The company's college career fairs will also be virtual. "We are providing training to our college hiring teams to successfully navigate the virtual college world," she added.

"We continue to track indicators that we feel most clearly define our hiring success," Kilbourne continued. "Time-to-fill has been impacted. However, our overall candidate quality, as well as candidate, hiring manager and new-hire satisfaction measures have remained high."

Anne Coyle is an executive recruiter with almost 20 years of experience. She has been with Russell Reynolds Associates for the past two years, recruiting senior-level positions such as presidents and deans for colleges and universities. 

"Recruiting in our new COVID-19 reality has changed the experience significantly," she said. "Traditionally, our interactions with search committees were almost always in person. Despite the limits on travel and face-to-face meetings, recruiting is a top priority for our clients. Demand for leadership services is rapidly resuming, something we would not have ever predicted in the early months of COVID-19."

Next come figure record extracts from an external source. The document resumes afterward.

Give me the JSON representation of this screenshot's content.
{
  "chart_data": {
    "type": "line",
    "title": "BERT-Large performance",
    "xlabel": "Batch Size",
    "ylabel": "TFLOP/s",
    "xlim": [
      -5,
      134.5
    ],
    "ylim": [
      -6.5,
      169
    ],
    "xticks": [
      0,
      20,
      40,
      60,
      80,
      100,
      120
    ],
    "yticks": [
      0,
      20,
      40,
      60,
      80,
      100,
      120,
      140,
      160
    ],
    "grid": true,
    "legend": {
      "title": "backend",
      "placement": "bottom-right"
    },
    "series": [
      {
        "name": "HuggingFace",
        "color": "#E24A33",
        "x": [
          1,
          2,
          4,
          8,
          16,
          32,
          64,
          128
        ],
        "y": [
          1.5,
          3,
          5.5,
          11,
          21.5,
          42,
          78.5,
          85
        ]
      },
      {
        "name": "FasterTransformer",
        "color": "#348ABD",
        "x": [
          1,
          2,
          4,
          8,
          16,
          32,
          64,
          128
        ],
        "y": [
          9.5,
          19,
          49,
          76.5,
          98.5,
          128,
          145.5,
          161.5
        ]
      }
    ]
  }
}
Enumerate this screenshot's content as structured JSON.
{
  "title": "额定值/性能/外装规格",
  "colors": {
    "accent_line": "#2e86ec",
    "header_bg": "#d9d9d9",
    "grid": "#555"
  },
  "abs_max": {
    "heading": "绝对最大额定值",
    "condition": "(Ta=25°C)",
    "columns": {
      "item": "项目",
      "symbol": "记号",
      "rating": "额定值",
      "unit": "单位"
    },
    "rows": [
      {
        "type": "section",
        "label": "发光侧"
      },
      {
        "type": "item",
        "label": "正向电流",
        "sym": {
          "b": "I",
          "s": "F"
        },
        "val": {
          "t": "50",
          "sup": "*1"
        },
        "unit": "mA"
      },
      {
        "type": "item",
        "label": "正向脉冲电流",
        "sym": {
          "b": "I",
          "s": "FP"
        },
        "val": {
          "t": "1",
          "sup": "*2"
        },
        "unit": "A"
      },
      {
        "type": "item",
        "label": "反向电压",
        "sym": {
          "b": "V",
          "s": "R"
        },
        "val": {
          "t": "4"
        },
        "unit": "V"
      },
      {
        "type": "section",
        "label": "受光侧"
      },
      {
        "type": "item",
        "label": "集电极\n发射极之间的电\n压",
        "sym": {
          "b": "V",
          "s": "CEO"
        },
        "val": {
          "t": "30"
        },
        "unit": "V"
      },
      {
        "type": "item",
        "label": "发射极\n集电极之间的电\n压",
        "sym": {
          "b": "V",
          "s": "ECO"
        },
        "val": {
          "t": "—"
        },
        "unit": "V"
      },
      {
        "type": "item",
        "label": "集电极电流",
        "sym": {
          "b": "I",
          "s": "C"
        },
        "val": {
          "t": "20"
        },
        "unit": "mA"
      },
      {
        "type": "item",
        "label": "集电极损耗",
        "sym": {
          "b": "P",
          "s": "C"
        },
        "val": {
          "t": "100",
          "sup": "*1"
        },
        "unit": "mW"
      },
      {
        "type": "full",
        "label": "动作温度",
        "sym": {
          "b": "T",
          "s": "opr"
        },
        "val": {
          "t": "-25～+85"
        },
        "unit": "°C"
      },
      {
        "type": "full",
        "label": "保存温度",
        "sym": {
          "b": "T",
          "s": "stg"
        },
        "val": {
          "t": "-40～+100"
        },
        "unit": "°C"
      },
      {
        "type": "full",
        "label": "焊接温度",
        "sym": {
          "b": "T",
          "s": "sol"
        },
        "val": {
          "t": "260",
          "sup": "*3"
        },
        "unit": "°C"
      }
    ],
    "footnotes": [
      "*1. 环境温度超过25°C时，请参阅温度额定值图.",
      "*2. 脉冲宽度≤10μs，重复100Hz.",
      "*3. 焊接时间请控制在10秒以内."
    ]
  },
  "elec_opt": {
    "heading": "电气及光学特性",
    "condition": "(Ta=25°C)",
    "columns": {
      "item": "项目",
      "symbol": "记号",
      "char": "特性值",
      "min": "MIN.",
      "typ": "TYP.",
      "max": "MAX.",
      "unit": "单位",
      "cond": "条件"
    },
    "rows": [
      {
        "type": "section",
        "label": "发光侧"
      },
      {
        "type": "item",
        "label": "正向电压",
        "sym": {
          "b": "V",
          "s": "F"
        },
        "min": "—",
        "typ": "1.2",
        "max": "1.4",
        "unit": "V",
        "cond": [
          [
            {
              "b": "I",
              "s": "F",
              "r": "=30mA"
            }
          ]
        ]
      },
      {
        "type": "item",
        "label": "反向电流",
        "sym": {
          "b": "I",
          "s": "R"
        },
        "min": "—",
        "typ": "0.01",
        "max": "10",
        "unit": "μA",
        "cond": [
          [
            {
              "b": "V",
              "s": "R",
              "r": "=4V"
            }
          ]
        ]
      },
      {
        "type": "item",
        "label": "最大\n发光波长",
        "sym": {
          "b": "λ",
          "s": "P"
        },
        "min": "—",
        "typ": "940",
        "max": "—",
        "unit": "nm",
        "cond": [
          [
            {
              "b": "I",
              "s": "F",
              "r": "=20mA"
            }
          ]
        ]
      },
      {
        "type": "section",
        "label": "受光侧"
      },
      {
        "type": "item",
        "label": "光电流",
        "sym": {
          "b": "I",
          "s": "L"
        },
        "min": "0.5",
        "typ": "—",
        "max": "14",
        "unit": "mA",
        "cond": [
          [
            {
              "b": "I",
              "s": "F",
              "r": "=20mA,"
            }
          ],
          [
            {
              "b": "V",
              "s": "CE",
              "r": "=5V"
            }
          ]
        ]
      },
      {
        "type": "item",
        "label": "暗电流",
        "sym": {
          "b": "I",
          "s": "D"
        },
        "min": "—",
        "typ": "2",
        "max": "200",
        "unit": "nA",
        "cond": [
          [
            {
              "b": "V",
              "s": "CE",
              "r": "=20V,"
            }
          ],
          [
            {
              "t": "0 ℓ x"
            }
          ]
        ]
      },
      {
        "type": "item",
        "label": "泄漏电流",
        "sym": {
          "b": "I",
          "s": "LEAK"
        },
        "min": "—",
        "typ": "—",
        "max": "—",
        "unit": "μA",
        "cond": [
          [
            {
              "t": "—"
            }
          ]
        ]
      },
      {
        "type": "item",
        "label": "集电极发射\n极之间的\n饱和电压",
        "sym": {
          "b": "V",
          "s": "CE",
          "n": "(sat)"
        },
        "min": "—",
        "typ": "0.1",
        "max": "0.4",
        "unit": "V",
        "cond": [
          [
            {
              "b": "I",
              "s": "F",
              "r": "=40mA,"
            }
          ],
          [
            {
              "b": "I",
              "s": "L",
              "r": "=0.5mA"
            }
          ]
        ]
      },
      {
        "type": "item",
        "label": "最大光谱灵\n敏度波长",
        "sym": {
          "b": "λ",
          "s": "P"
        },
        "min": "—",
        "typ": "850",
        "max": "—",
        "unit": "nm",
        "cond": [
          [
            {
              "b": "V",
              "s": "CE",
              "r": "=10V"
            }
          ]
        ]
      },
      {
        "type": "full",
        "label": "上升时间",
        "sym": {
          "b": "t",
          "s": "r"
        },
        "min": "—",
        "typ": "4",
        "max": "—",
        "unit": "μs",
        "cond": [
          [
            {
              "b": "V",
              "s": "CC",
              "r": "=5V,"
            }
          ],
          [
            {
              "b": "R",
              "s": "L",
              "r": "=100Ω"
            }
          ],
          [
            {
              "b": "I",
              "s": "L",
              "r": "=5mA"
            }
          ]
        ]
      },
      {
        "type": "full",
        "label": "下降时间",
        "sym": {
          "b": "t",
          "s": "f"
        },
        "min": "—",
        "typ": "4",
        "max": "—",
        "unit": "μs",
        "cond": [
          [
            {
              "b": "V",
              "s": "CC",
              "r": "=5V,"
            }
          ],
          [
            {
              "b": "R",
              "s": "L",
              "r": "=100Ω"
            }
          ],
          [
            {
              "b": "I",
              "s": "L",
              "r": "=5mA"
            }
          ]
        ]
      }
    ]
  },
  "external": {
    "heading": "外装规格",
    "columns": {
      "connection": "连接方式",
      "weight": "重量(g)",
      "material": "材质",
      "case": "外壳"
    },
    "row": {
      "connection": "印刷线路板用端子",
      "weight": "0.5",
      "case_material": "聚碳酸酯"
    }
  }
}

In March, recruiting and hiring were deprioritized as university presidents dealt with positive COVID-19 tests, bringing students online, summer programs, faculty training and workforce safety. Now both candidates and employers are re-engaging. "The demand is highly unpredictable," Coyle said.

She recently finished several searches in which the candidate never met the hiring manager in person. "A university president told me he wouldn't hire someone he hadn't met in person, looked directly in the eye or sealed the deal with [by] a handshake," she said. "But he did. What's important is developing trust between candidate and employer. Candidates are requesting more conversation and confidential information that requires signing nondisclosure agreements."

About technology, Coyle said, "Zoom has saved the day. In the past, if a search committee held a remote interview, it was a large number of people around a table with a candidate who could barely see faces. Zoom feels up close and personal. I'm not sure we will ever go back to in-person first-round interviews."

She added that people looking for new opportunities seem as interested as ever, and college presidents are depending on proactive recruiting efforts to ensure a strong candidate pool.

"This is a good time to be more reflective and deepen relationships with candidates," Coyle said. "Use the time gained by not traveling to foster your long-term relationships."

Beth A. Klahre is a freelance writer from coastal North Carolina with previous leadership experience in global HR operations.